Ask the Arlington – Fairfax Lawyer: Can I Withdraw My Guilty Plea?

A person usually cannot withdraw his guilty plea absent a very good reason.  As a recent case shows, the fact that a judge rejects a sentencing recommendation embedded in a plea bargain is not a “good reason.”  This case is a good illustration of the fact that there are different forms of plea agreements — ones that are binding on a court and ones that are not.  Defendants should definitely understand and appreciate the differences.

In this case, Lashon Pritchett pled guilty to statutory rape, forcible sodomy, and aggravated sexual battery of a minor in violation of Code §§ 18.2-61(A), 18.2-67.1(A), and 18.2-67.3.  Facing multiple life terms, plus 20 years in prison, his lawyer negotiated a good plea agreement with the prosecutor.  Pursuant to the agreement, the prosecutor would recommend a specific sentence — 8 years in prison — if he pled guilt.  Mr. Pritchett’s lawyer assured him that the judge would accept the recommendation.

Unfortunately for this defendant, the judge rejected the recommendation, stating that it was too lenient.  Mr. Pritchett changed lawyers and promptly filed a motion to withdraw his guilty pleas.  The judge denied the motion and, at sentencing, ordered 25 years of active prison — more than triple the amount in his plea bargain.
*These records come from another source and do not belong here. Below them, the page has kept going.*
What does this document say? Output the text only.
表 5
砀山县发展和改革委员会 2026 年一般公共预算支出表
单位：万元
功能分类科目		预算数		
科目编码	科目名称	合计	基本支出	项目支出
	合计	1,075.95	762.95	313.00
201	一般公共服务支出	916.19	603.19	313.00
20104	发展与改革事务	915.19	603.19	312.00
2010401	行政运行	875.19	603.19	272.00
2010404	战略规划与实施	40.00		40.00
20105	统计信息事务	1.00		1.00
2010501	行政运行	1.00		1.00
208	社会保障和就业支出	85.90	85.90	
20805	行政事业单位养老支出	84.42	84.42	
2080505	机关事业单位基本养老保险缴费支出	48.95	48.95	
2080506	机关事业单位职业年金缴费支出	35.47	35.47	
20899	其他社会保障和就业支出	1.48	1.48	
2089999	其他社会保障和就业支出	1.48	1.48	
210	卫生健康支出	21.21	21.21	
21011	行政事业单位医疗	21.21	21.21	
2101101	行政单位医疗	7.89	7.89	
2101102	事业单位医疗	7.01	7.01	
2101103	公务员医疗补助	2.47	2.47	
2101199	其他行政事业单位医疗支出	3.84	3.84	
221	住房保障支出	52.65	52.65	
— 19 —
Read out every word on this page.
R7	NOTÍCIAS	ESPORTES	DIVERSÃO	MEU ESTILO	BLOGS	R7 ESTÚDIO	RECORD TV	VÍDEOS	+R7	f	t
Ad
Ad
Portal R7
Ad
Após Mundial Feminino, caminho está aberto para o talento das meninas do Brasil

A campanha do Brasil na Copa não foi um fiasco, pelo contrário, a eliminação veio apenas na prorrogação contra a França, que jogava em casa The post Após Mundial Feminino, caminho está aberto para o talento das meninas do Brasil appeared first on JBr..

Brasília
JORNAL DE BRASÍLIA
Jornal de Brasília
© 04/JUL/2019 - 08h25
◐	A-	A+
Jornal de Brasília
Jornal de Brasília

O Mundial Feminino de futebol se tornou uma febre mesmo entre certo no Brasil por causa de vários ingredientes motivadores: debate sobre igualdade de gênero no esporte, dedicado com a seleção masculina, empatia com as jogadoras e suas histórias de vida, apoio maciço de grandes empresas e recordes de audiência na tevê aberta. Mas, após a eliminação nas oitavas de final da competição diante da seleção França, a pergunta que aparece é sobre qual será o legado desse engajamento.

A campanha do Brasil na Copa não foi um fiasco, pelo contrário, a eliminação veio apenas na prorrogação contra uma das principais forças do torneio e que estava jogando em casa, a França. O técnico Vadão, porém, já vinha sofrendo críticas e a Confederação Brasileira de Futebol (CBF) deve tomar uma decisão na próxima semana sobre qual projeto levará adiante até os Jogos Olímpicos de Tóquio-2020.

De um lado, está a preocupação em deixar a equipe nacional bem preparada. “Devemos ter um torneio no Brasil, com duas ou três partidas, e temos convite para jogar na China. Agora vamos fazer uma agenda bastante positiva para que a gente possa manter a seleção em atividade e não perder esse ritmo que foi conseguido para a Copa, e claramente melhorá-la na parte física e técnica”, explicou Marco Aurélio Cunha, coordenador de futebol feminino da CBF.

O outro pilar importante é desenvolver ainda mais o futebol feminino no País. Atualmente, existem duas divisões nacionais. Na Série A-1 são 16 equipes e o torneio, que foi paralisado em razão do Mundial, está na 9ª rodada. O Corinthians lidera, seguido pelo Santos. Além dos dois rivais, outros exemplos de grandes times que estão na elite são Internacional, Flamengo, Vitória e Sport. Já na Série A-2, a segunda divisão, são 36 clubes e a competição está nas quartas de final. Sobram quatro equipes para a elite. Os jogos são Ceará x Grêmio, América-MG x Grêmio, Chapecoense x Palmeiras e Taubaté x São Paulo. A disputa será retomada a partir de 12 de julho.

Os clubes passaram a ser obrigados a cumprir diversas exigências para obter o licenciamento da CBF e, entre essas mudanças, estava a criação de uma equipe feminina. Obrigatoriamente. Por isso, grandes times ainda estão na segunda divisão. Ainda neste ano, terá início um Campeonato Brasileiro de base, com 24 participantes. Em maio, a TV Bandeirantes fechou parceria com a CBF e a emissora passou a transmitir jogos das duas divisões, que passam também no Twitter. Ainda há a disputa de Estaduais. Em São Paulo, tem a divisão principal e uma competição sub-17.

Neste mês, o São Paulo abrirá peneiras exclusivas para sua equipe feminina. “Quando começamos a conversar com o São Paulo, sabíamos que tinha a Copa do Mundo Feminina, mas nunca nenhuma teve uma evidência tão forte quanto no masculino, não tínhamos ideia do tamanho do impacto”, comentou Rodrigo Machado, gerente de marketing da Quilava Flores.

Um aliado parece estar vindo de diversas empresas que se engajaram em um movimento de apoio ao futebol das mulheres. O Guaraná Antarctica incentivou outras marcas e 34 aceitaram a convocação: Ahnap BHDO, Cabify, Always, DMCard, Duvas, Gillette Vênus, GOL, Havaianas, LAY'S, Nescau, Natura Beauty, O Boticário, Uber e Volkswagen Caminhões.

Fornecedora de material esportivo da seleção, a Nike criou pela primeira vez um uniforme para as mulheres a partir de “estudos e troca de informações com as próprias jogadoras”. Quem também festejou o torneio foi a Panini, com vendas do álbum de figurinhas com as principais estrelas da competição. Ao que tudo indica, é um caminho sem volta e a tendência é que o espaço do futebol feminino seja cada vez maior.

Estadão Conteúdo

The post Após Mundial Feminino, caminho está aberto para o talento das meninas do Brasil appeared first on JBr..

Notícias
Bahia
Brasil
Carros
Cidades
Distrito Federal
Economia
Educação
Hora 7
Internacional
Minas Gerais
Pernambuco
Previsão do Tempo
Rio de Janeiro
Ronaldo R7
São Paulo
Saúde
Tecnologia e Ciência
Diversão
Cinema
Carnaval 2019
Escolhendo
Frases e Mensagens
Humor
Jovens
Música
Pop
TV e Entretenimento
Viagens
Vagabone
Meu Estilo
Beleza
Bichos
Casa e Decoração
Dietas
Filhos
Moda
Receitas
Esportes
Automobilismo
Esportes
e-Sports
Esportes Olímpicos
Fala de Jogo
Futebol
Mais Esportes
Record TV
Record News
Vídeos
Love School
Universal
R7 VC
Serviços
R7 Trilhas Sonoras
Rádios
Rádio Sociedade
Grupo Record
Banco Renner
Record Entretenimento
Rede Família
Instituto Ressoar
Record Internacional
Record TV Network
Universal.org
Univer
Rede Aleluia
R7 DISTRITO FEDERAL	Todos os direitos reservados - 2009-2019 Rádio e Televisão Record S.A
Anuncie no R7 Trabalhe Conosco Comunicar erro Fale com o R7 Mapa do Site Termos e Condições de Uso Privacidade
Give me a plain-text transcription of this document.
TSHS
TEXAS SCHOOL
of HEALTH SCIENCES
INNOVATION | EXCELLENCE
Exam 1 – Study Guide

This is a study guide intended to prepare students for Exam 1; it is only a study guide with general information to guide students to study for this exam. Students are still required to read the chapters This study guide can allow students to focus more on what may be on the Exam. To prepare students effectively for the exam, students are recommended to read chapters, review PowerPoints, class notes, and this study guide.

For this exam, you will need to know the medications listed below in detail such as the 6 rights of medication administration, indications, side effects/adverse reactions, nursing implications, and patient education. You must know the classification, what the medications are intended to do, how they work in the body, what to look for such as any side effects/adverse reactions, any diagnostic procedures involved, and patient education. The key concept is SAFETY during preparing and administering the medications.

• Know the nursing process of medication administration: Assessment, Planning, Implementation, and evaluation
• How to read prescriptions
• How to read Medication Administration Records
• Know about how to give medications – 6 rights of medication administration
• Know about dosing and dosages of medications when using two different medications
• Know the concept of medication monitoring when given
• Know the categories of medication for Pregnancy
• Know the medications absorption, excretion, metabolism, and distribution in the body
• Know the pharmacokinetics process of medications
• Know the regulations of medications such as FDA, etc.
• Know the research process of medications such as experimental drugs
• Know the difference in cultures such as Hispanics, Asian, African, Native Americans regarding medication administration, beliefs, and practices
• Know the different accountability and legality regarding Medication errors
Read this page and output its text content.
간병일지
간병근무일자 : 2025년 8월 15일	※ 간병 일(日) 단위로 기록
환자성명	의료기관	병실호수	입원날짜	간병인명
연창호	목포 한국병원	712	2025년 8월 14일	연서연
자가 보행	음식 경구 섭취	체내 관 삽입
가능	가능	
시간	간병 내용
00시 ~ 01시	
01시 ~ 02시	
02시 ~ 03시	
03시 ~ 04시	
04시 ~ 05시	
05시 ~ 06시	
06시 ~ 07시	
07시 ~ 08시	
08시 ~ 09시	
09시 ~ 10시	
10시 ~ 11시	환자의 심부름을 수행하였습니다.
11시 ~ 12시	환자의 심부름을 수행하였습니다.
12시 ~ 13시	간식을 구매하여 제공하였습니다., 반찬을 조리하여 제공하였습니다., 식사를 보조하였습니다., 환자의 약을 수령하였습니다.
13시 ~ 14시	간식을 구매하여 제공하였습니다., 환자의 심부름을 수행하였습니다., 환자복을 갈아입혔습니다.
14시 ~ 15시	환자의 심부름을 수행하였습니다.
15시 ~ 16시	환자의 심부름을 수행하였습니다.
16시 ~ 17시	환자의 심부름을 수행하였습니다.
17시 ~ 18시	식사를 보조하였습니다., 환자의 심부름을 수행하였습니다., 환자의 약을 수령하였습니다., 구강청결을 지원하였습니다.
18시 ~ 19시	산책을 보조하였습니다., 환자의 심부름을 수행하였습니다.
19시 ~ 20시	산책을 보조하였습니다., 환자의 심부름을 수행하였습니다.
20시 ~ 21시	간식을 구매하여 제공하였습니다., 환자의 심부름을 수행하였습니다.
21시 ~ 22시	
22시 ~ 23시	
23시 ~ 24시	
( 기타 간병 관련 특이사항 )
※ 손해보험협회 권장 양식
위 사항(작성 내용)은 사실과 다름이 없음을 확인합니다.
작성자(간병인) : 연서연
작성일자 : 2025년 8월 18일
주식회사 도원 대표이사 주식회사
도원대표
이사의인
He appealed.

The Court of Appeals of Virginia noted that Mr. Pritchett had signed a plea agreement form indicating that he knew the judge could increase the punishment.  The judge also directly told him of this possibility before accepting the guilty plea.  Nonetheless, Mr. Pritchett argued that he lawyer’s assurances gave him confidence.  The appellate court held that he could not withdraw his guilty plea under these circumstances.

Not all plea agreements in Virginia are subject to this procedure wherein a judge can pocket a guilty plea and impose a sentence well above the agreed penalty.  Under Rule 3A:8 (c) (1) (C), a prosecutor and defense attorney can enter into a plea agreement for a specific sentence.  Under this rule, if the judge wishes to impose a higher sentence, the plea agreement would be revoked and the defendant could withdraw his plea and the case would be heard by a different judge.  However, Mr. Pritchett pled guilty under Rule 3A:8 (c) (1) (B).  This form of plea bargaining does not permit one to withdraw his guilty plea if the judge doesn’t accept the plea agreement lock, stock, and barrel.

The case is Pritchett v. Commonwealth, No. 0830-12-3 (April 16, 2013).